Çantam eğer boş kaldıysa dışarı çıkarken hemen okumakta olduğum bir kitabı koyarım veya gittiğim her nereyse okuyabileceğim bir kitabı. Biliyorum belki okumak için vakit bulamayacağım ya da mekân uygun olmayacak. Ancak sırtımı bir kitaba yaslamanın verdiği huzuru yaşamak bana her şeyden öte bir duygu deneyimi sunmuştur.
Kitaplar hayatımın hep ayrı bir köşesinde olmuştur ayrıca. Onlarla birlikte uyuduğum, ışığın sabah saatlerine kadar yandığı, anne veya babamın gece geç vakit olduğunda uyuyakalmış mıyım diye mutlaka odama girip baktıklarını hatırlarım. Hatta kitaplarımı önüme alıp söyleşi ettiğimi bile…
İnsanlar pelüş oyuncaklarının konuşacaklarına inanırlar bense belki de kitaplarımın. Elbet küçükken onların konuşamadıklarını biliyordum. Ancak onların keskin yüz ifadesi ile beni hâlâ dinlediklerini düşünürüm.
Yaşamın sevgi dolu yanlarını, hüzün dolu baharlarını kuş cıvıltısı misali ince ince zarif bir şekilde onlardan dinledim, öğrendim. Kitapların en yakın dost olabileceğini onlarsız bilgi aktarımının zor olduğunu… Fahrenheit 451 kitabında, kitapların yakıldığı anlarda içimden bir parça gittiğini, bilim-kurgunun gerçek hayata bu kadar yakın olmaması gerekliliğini dahi…

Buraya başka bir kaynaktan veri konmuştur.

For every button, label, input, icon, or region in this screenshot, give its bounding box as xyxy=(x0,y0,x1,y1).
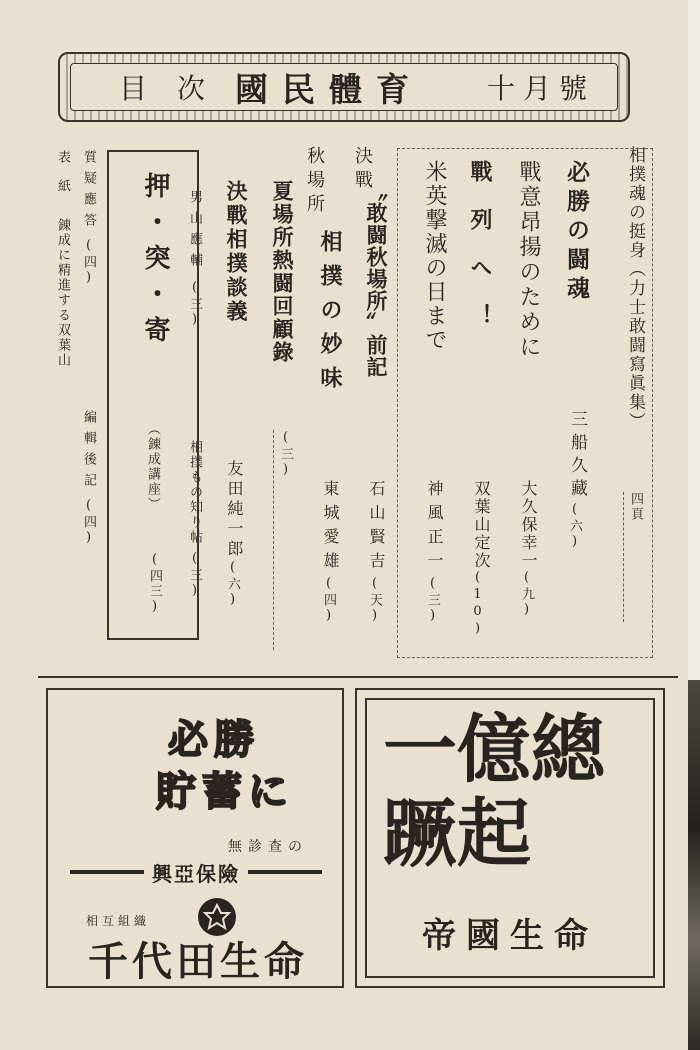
mid-article-2-author: 東城愛雄 xyxy=(321,480,340,576)
header-banner-inner xyxy=(70,63,618,111)
article-3-author: 双葉山定次 xyxy=(472,480,491,570)
mid-article-1 xyxy=(361,180,391,378)
small-item-2-title: 相撲もの知り帖 xyxy=(187,440,202,545)
article-3-page: (10) xyxy=(470,570,485,638)
article-4-title: 米英撃滅の日まで xyxy=(422,160,447,352)
mid-article-1-author: 石山賢吉 xyxy=(367,480,386,576)
banner-row xyxy=(93,64,423,111)
article-3-title: 戰列へ！ xyxy=(467,160,493,352)
article-4 xyxy=(419,160,450,352)
article-1-title: 必勝の闘魂 xyxy=(563,160,590,305)
special-feature-page: 四頁 xyxy=(623,492,645,622)
mid-article-4-page: (六) xyxy=(225,560,240,609)
mid-article-2 xyxy=(315,230,346,400)
adjacent-page-edge xyxy=(688,0,700,1050)
lecture-title: 押・突・寄 xyxy=(140,172,170,352)
ad-right-slogan: 一億總蹶起 xyxy=(383,707,605,877)
table-of-contents xyxy=(45,140,670,660)
ad-teikoku xyxy=(355,688,665,988)
mid-article-1-meta xyxy=(365,480,388,625)
small-item-2-page: (三) xyxy=(187,551,202,600)
misc-item-3 xyxy=(53,150,72,368)
adjacent-photo xyxy=(688,680,700,1050)
article-2 xyxy=(513,160,544,360)
misc-item-1-title: 質疑應答 xyxy=(81,150,96,234)
article-2-author: 大久保幸一 xyxy=(519,480,538,570)
section-label-1 xyxy=(349,146,375,194)
article-2-page: (九) xyxy=(519,570,534,619)
misc-item-3-note: 錬成に精進する双葉山 xyxy=(55,218,70,368)
mid-article-4 xyxy=(221,180,251,324)
header-banner xyxy=(58,52,630,122)
mid-article-1-page: (天) xyxy=(367,576,382,625)
lecture-subtitle: （錬成講座） xyxy=(145,422,160,512)
magazine-title: 國民體育 xyxy=(235,69,424,109)
mid-article-1-title: 〝敢闘秋場所〟前記 xyxy=(364,180,389,378)
misc-item-1-page: (四) xyxy=(81,238,96,287)
small-item-1-title: 男山應輔 xyxy=(187,190,202,274)
special-feature-title: 相撲魂の挺身（力士敢闘寫眞集） xyxy=(625,146,645,431)
misc-item-1 xyxy=(79,150,98,287)
misc-item-3-title: 表紙 xyxy=(55,150,70,208)
section-label-akibasho: 秋場所 xyxy=(304,146,325,218)
ad-divider xyxy=(38,676,678,678)
mid-article-4-author: 友田純一郎 xyxy=(225,460,244,560)
misc-item-2-title: 編輯後記 xyxy=(81,410,96,494)
article-1-page: (六) xyxy=(567,502,582,551)
section-label-2 xyxy=(301,146,327,218)
ad-left-brand-small: 相互組織 xyxy=(86,914,151,928)
rule-left xyxy=(70,870,144,874)
issue-month: 十月號 xyxy=(486,72,595,105)
article-4-meta xyxy=(423,480,446,625)
mid-article-2-page: (四) xyxy=(321,576,336,625)
crest-icon-svg xyxy=(203,903,231,931)
mid-article-4-meta xyxy=(223,460,246,609)
ad-left-headline2: 貯蓄に xyxy=(156,768,294,815)
rule-right xyxy=(248,870,322,874)
misc-item-2 xyxy=(79,410,98,547)
mid-article-3-title: 夏場所熱闘回顧錄 xyxy=(270,180,295,364)
mid-article-4-title: 決戰相撲談義 xyxy=(224,180,249,324)
mid-article-3-meta xyxy=(273,430,295,650)
ad-chiyoda xyxy=(46,688,344,988)
article-1 xyxy=(560,160,593,305)
article-4-page: (三) xyxy=(425,576,440,625)
ad-left-headline: 必勝 xyxy=(168,716,260,763)
mid-article-2-title: 相撲の妙味 xyxy=(317,230,343,400)
ad-left-brand: 千代田生命 xyxy=(88,938,308,985)
article-3 xyxy=(465,160,496,352)
article-2-title: 戰意昂揚のために xyxy=(516,160,541,360)
mid-article-3 xyxy=(267,180,297,364)
ad-left-company-row xyxy=(70,860,322,884)
ad-right-company: 帝國生命 xyxy=(422,916,598,956)
article-4-author: 神風正一 xyxy=(425,480,444,576)
ad-left-note: 無診查の xyxy=(228,839,308,855)
mid-article-3-page: (三) xyxy=(273,430,295,650)
article-1-author: 三船久藏 xyxy=(567,410,587,502)
lecture-page: (四三) xyxy=(147,552,162,616)
misc-item-2-page: (四) xyxy=(81,498,96,547)
contents-label: 目次 xyxy=(119,72,236,105)
mid-article-2-meta xyxy=(319,480,342,625)
ad-left-company: 興亞保險 xyxy=(152,861,240,886)
article-3-meta xyxy=(470,480,493,638)
section-label-kessen: 決戰 xyxy=(352,146,373,194)
article-2-meta xyxy=(517,480,540,619)
article-1-meta xyxy=(565,410,590,630)
small-item-1-page: (三) xyxy=(187,280,202,329)
lecture-box xyxy=(107,150,199,640)
ad-right-frame xyxy=(365,698,655,978)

Evet, nasıl oluyorsa bilim-kurgu gerçekleşiyordu! İnsanoğlunun yazıp çizdikleri dünyanın çevresinde dönüp yine bizi buluyordu. Yazılanlar, çizilenler kaderimizden olup çıkıyordu. Peki bu kadar çok kitap varken çevremizde ve -geleceğe yönelik gerçekleşecek teorilerden bahsediliyorken- bizden birer parça taşıyan kitapları neden elimizde bulunan bir telefona değişiyorduk? Akıllı sandığımız ve bizim hızımıza ulaşamayan telefonlardan ne bekliyorduk?

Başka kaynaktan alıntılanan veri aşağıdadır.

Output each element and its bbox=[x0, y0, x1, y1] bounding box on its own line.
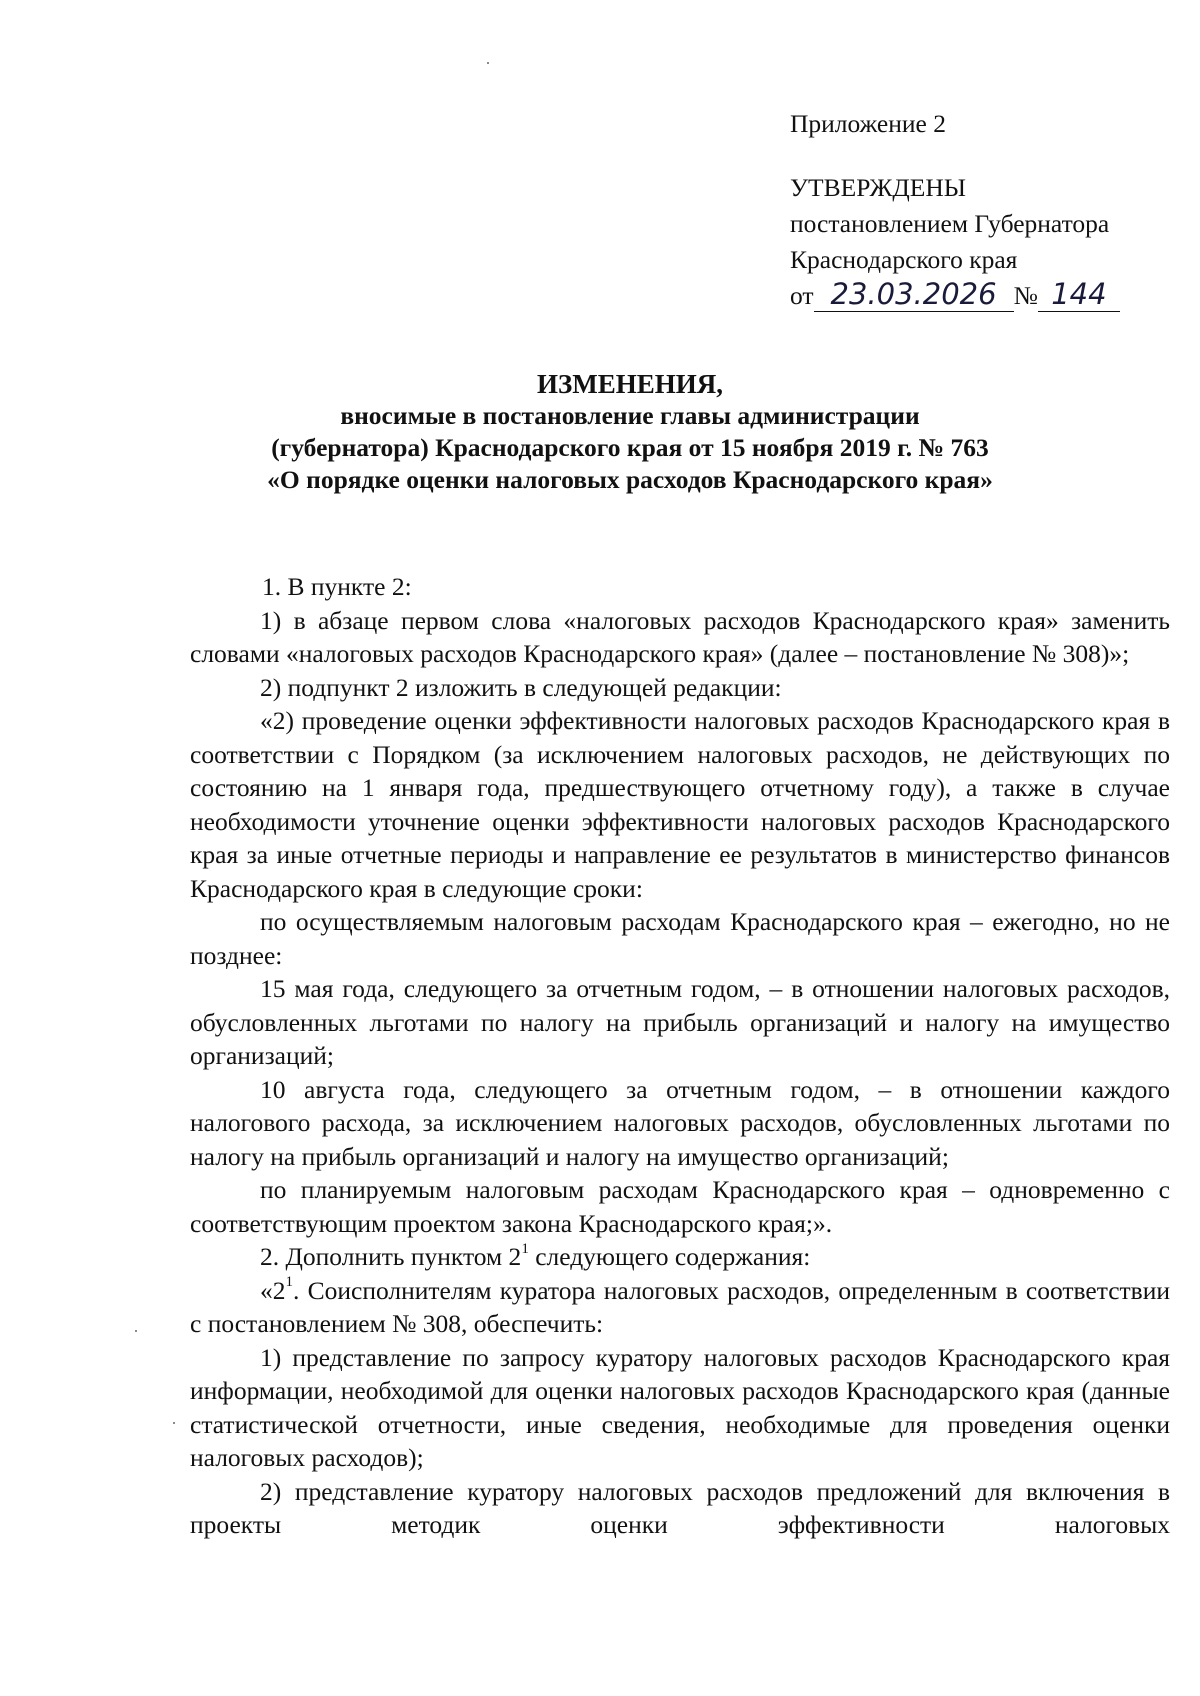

Telefonlardan neyi bulduğumuzu değil de neyi bulamadığımızı anlayabiliriz ancak. Bir bilgiyi arama motoruna buldurmak yerine kitaplardan arayıp bu süreci biraz uzatsak fena olmayacak sanki. Araştırma yaparken araştırılanlar arasında kaybolmak; okyanustan bir bilye çıkarmak sonuçta kendi benliğimize kavuşmamızı sağlayacak.
Bir düşünce, bir bilgi için tüm kitaplardan istifade edip sadece tek bir sonuca ulaşmak… Bu belki sevginin gücüne, huzurun derinliğine inebilmek veya engin dalgalı denizlerden gökyüzüne dalabilmenin bir şifresi…
Kitapların yakıldığı 2. Dünya Savaşı zamanları, 1945’li yıllardan; senenin kaç olacağını bilemediğimiz ve hatta gelmesini istemeyeceğimiz Fahrenheit 451’li itfaiyecilere… Kitapları yakabilmeyi bir meslek olarak tanımlayan ve evlerde bulundurulmasının yasak olduğunu açıklayan ütopyalardan büyük bir salgın hastalık geçiren dünyalara…
Geçmişte yaşanılanlar gelecek tarihimiz oluyordu. Okumak, bugünümüzü belirliyordu. Şimdiki zamanın farkında olunca hem geçmişimiz hem de geleceğimizde bizleri nelerin beklediğini öğreniyorduk. Dünyalar ve ütopyalar arası bağlantılar kurabilmemizi sağlıyor, küçük bir şifre için birçok kitap okumamız gerekliliğinden bahsediyordu okumak bize. Belki de insanlar küçük bir şifre yerine büyüklerini arıyorlardı telefonlarda. Arıyorlardı aramasına ama büyük şifre yoktu ki. Ne varsa küçük şifrelerde vardı. Onlar birleşince büyük şifre görünecekti gözlerimize.
İşte okyanustaki bir bilyeyi bulup çıkaranlar, hatta çıkarmak bir marifet değil, karaya ulaştırabilenler bu büyük şifreyi ortaya koyacaklardı. İtfaiyeci olan ve neslini korumak için kitapları yakmak yerine saklayan Montag misali.